Mr. Goldfarb and his supporters say they find the attention he has received perplexing, especially from liberal groups that, in their view, basically do the same thing he does, which is attack the opposition.
Noting that ThinkProgress, which has frequently written about the donors he works with, does not disclose its own sources of financing, Mr. Goldfarb said, "They're living in a glass house, so it's very easy to throw the stone back at them."
Mr. Goldfarb said he modeled The Free Beacon and its parent, the Center for American Freedom, on ThinkProgress and its related organization, the Center for American Progress. That group was co-founded by John Podesta, a former Clinton administration official, and has a reputation as a major policy production house for the Obama administration.
Referring to headlines in The Free Beacon like "Bootylicious Beyoncé Solicits for Obama," ThinkProgress.org sent a statement from its editor, Judd Legum, that said: "They are not an imitation of ThinkProgress. They are a parody."
Sometimes, Mr. Goldfarb said, that is the point.
His role as a hawkish magnet of liberal scorn would not have been foreshadowed by his background. His mother is a public school teacher in Philadelphia, and his father is a dean at the University of Pennsylvania medical school. His sister, Rachael Goldfarb, emerged from their household with opposite politics. She was an assistant to Mr. Podesta when he was a White House chief of staff, and she is now an official with the newly created Consumer Financial Protection Bureau, a conservative whipping post.
Mr. Goldfarb, who declined to be interviewed in person, went to Princeton, where he studied war history. But even there, Mr. Goldfarb exhibited the same delight in raising the ire of his more liberal classmates, friends said. "He relished the fact that he had a viewpoint that wasn't everybody else's viewpoint — he was not above saying things solely for being provocative," said a dorm mate and friend, Christopher Beha, a novelist and an associate editor at Harper's Magazine.
After college, Mr. Goldfarb took a job as a receptionist at The Weekly Standard and worked his way up. He gained attention when he organized a campaign to discredit an anonymous author of a New Republic article criticizing the Iraq war and alleging misdeeds by troops. He rallied other bloggers to help him dig, and his campaign prompted a military investigation, eventually leading The New Republic to say it could not stand by the claims of the writer, later identified as Pvt. Scott Thomas Beauchamp.

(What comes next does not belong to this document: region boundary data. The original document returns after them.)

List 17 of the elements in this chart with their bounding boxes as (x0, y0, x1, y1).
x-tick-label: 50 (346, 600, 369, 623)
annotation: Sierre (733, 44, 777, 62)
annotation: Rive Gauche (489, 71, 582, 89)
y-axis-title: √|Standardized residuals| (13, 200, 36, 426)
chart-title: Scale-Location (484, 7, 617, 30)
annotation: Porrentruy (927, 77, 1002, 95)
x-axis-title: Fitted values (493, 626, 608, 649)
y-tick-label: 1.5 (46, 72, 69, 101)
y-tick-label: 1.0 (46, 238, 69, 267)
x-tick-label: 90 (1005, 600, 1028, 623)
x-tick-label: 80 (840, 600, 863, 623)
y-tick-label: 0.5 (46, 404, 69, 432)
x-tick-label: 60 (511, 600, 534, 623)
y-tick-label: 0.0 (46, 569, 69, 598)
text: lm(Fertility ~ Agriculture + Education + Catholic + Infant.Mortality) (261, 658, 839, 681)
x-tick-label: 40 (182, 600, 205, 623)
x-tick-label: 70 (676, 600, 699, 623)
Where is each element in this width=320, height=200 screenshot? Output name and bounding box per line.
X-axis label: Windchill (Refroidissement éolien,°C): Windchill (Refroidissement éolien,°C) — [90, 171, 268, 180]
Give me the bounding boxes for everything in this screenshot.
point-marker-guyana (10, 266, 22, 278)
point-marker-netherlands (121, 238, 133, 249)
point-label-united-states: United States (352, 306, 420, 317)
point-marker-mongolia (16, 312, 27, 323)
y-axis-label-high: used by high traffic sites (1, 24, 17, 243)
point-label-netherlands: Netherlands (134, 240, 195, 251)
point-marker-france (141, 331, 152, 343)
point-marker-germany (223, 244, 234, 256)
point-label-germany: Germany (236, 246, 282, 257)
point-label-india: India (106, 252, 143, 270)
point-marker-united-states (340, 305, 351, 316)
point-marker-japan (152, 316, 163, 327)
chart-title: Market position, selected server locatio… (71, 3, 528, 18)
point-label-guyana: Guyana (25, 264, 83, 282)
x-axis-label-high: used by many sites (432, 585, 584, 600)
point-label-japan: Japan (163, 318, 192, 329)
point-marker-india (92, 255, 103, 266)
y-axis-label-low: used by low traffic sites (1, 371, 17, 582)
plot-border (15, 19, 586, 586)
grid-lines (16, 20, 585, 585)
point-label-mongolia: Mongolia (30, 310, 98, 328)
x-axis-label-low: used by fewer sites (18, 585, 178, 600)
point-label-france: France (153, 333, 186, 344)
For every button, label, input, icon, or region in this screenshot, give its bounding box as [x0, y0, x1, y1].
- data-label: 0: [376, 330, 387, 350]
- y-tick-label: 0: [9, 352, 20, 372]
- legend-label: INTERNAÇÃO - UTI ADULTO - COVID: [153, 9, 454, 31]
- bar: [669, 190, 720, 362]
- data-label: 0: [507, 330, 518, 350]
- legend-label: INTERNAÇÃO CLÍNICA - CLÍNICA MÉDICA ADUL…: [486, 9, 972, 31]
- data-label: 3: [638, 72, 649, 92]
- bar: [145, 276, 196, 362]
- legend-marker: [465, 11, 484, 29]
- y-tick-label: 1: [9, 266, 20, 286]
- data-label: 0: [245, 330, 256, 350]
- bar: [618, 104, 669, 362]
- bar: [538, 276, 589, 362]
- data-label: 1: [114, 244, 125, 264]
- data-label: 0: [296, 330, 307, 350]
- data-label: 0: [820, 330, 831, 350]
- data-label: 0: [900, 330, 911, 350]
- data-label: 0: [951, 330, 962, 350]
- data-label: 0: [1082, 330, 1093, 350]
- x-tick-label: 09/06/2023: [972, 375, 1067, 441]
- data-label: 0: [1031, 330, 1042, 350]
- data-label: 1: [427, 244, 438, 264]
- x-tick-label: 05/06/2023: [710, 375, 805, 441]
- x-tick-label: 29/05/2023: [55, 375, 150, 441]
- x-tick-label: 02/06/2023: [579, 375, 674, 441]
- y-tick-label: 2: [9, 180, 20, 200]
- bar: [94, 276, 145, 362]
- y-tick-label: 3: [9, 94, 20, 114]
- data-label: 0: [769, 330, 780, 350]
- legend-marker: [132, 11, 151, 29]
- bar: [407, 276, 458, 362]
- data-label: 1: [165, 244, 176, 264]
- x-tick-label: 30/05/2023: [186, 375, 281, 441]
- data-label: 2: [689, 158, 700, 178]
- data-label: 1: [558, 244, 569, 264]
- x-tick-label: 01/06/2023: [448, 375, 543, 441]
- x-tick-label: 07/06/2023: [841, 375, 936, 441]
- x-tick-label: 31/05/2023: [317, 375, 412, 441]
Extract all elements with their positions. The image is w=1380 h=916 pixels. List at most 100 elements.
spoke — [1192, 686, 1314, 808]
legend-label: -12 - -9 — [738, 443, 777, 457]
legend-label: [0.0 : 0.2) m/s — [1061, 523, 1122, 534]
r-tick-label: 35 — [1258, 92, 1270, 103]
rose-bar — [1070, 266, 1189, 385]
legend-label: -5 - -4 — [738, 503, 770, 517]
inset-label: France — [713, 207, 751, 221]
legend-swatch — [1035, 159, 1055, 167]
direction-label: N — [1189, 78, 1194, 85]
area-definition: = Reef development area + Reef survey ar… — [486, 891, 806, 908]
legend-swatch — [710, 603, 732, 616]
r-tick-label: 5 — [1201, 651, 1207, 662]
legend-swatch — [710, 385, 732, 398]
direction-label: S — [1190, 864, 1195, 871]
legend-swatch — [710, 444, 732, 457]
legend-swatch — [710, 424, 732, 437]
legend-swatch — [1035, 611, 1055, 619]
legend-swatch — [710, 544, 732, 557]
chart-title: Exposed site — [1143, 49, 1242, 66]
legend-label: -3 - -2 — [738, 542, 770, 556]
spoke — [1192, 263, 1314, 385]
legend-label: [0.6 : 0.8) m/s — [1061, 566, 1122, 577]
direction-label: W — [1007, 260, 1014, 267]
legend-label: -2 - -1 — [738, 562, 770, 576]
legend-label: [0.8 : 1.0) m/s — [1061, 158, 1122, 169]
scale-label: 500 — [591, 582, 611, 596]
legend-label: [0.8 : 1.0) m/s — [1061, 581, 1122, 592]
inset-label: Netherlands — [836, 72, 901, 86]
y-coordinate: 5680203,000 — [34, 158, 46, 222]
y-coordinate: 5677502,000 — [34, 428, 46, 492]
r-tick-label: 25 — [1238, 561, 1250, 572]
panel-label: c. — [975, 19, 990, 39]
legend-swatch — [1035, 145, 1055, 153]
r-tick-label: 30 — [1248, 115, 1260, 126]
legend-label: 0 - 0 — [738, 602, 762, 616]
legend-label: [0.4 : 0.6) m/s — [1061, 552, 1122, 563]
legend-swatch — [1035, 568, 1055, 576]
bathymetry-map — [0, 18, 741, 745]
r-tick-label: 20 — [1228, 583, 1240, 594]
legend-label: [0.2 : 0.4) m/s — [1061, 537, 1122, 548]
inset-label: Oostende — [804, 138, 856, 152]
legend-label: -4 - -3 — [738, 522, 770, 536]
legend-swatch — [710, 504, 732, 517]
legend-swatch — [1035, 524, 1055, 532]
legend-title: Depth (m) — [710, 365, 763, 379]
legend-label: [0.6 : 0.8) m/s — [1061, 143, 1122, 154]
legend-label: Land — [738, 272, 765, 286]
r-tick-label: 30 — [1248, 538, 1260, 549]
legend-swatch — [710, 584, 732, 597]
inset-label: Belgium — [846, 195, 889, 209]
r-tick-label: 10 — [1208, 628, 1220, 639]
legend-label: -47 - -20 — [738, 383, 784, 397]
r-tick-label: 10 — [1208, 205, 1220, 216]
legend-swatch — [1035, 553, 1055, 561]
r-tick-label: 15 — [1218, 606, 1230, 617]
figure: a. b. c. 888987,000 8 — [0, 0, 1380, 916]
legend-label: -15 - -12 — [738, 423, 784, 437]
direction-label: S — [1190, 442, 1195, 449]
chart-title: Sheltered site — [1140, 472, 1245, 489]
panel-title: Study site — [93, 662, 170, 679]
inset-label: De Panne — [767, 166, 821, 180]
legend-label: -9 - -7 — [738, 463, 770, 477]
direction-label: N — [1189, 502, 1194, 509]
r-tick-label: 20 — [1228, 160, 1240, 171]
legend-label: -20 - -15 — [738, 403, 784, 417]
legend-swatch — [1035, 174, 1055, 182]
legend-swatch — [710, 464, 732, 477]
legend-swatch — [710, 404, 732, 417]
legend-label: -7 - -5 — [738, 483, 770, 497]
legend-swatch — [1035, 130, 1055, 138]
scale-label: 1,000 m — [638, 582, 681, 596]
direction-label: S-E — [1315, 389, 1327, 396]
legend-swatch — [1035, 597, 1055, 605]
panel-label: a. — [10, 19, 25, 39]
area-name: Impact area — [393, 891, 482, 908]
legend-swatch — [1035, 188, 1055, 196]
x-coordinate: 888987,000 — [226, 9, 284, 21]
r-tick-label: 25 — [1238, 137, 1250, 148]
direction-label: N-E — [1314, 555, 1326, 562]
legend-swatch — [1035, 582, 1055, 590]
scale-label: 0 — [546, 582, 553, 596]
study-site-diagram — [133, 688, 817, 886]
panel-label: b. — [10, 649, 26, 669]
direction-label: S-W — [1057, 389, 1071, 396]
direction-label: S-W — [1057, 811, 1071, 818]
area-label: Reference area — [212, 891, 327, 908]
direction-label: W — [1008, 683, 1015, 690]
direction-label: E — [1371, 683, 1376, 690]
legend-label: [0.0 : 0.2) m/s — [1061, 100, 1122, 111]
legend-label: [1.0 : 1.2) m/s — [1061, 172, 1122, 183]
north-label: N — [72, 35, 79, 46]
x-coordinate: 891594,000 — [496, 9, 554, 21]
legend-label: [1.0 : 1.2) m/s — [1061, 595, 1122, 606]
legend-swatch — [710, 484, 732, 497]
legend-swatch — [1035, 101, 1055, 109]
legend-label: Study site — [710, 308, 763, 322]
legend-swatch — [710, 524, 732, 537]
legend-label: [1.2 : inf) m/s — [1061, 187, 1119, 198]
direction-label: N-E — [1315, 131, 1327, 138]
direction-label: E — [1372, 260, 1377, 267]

Mr. Goldfarb's work caught the eye of strategists for Senator McCain, who hired him "to attack the press," as Mr. Goldfarb put it in an interview in The Columbia Journalism Review. Though he said he disagreed with the tactic, he did it with trademark flair.
He left the campaign at loggerheads with some of his colleagues, who he thought were disloyal to Mr. McCain and Sarah Palin after the election. But he also gained vital contacts with donors, party leaders and, despite his role, reporters.
"There's something to be said for stabbing people in the front in a town where everybody goes around all day stabbing each other in the back," said Ben Smith, the editor in chief of Buzzfeed.com.
Kitty Bennett contributed reporting.